Abbas Kharal, MD, MPH, and Richa Sharma, MD, MPH
Jagolino-Cole AL, Bozorgui S, Ankrom CM, Bambhroliya AB, Cossey TD, Trevino AD, et al. Benchmarking Telestroke Proficiency: Page-to-Needle Time Among Neurovascular Fellows and Attendings. Stroke. 2017
Telestroke management is built into the curriculum of many vascular neurology fellowships and affords fellows (NVF) the opportunity to achieve proficiency in this modality. This study demonstrates that the page-to-needle time, or PTNT, is higher among NVFs compared to NVAs. As a result, the authors are suggesting that PTNT is a metric of proficiency. Given lower PTNT among NVAs compared to NVFs, there is an assumption that further training may decrease PTNT and, transitively, increase proficiency. As such, there may be a benefit in greater emphasis of dedicated telestroke training during fellowship.
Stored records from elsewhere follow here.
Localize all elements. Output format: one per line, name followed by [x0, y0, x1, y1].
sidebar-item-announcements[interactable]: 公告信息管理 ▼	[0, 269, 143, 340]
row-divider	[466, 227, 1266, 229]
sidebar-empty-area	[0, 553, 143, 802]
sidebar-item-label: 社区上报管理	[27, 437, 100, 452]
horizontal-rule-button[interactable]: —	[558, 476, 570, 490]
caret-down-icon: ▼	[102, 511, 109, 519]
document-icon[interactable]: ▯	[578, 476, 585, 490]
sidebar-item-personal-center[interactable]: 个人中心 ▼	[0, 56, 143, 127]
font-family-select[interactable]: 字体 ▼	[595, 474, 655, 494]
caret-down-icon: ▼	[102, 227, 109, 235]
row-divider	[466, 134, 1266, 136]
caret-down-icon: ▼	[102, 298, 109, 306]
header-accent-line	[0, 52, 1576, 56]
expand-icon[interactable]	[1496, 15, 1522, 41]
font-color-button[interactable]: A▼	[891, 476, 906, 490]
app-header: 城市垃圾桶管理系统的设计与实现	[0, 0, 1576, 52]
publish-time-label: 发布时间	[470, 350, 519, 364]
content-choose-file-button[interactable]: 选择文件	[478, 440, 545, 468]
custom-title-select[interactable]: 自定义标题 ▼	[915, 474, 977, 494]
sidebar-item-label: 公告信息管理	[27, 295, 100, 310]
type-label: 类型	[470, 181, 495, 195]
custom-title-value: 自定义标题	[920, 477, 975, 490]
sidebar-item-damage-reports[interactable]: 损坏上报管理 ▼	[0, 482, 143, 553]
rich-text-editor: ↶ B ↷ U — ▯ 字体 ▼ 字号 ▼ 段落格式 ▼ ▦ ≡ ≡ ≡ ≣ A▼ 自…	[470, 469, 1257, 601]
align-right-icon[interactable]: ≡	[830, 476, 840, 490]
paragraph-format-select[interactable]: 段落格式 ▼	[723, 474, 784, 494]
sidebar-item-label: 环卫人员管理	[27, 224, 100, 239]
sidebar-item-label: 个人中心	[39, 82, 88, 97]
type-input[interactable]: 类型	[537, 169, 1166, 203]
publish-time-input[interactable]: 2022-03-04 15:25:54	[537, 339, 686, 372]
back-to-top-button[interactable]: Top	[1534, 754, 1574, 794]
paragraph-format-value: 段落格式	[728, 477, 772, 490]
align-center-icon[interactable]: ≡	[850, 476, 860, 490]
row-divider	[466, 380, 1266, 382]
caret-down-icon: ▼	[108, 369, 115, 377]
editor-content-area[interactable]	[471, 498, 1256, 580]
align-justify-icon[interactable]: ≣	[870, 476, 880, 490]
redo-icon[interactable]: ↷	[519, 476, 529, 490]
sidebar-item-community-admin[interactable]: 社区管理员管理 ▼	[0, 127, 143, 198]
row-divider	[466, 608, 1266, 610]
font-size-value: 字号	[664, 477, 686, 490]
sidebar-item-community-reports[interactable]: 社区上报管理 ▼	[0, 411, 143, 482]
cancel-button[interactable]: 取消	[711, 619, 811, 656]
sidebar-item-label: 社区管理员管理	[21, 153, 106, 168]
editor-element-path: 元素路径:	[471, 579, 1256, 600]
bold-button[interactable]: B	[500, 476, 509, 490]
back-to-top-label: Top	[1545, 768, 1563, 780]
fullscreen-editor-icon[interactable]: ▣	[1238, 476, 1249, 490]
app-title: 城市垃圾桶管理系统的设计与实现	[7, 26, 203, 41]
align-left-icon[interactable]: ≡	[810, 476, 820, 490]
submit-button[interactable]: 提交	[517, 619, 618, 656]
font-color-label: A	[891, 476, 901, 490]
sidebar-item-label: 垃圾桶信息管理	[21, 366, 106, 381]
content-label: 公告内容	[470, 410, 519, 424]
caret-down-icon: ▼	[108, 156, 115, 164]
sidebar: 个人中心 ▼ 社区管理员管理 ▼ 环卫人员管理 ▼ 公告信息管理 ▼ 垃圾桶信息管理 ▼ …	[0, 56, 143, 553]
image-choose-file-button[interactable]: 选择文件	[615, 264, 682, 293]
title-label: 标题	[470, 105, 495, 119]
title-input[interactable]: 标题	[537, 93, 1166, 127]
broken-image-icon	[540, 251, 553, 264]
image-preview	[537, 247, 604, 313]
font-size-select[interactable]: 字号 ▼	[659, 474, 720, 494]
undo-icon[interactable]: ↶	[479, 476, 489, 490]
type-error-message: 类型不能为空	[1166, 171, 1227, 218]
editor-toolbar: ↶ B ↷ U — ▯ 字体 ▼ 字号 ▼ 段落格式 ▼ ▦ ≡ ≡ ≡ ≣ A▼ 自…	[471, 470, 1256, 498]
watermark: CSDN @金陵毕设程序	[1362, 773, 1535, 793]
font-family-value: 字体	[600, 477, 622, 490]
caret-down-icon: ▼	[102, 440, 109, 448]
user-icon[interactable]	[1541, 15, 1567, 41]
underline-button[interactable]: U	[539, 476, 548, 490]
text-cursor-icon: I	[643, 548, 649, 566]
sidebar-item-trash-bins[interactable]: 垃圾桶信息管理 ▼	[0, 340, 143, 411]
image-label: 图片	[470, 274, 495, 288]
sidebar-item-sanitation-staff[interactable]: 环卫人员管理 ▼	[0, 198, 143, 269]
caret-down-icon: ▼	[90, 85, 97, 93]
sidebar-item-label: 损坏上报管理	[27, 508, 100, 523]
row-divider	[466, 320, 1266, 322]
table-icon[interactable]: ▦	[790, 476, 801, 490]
There is an inherent truth in the logic that additional training can result in decreased PTNT just by sheer procedural repetition to learn the logistics of data-gathering by the phone, video, and imaging from an outside institution. However, perhaps the process is also faster for NVAs compared to fellows due to the attendings’ greater body of experiences seeing numerous patients with each stroke syndrome, treating them acutely, and then following the clinical course in the rehabilitation and subacute phase. Thus, proximal care of stroke patients longitudinally may aide in faster decision-making for remote, telestroke patients. Given that most vascular neurology fellowships are only one clinical year, it is thus critical that telestroke training does not supersede rotations, which require direct patient contact throughout the spectrum of the disease, since it is this contact which informs the decision-making process in the practice of telestroke.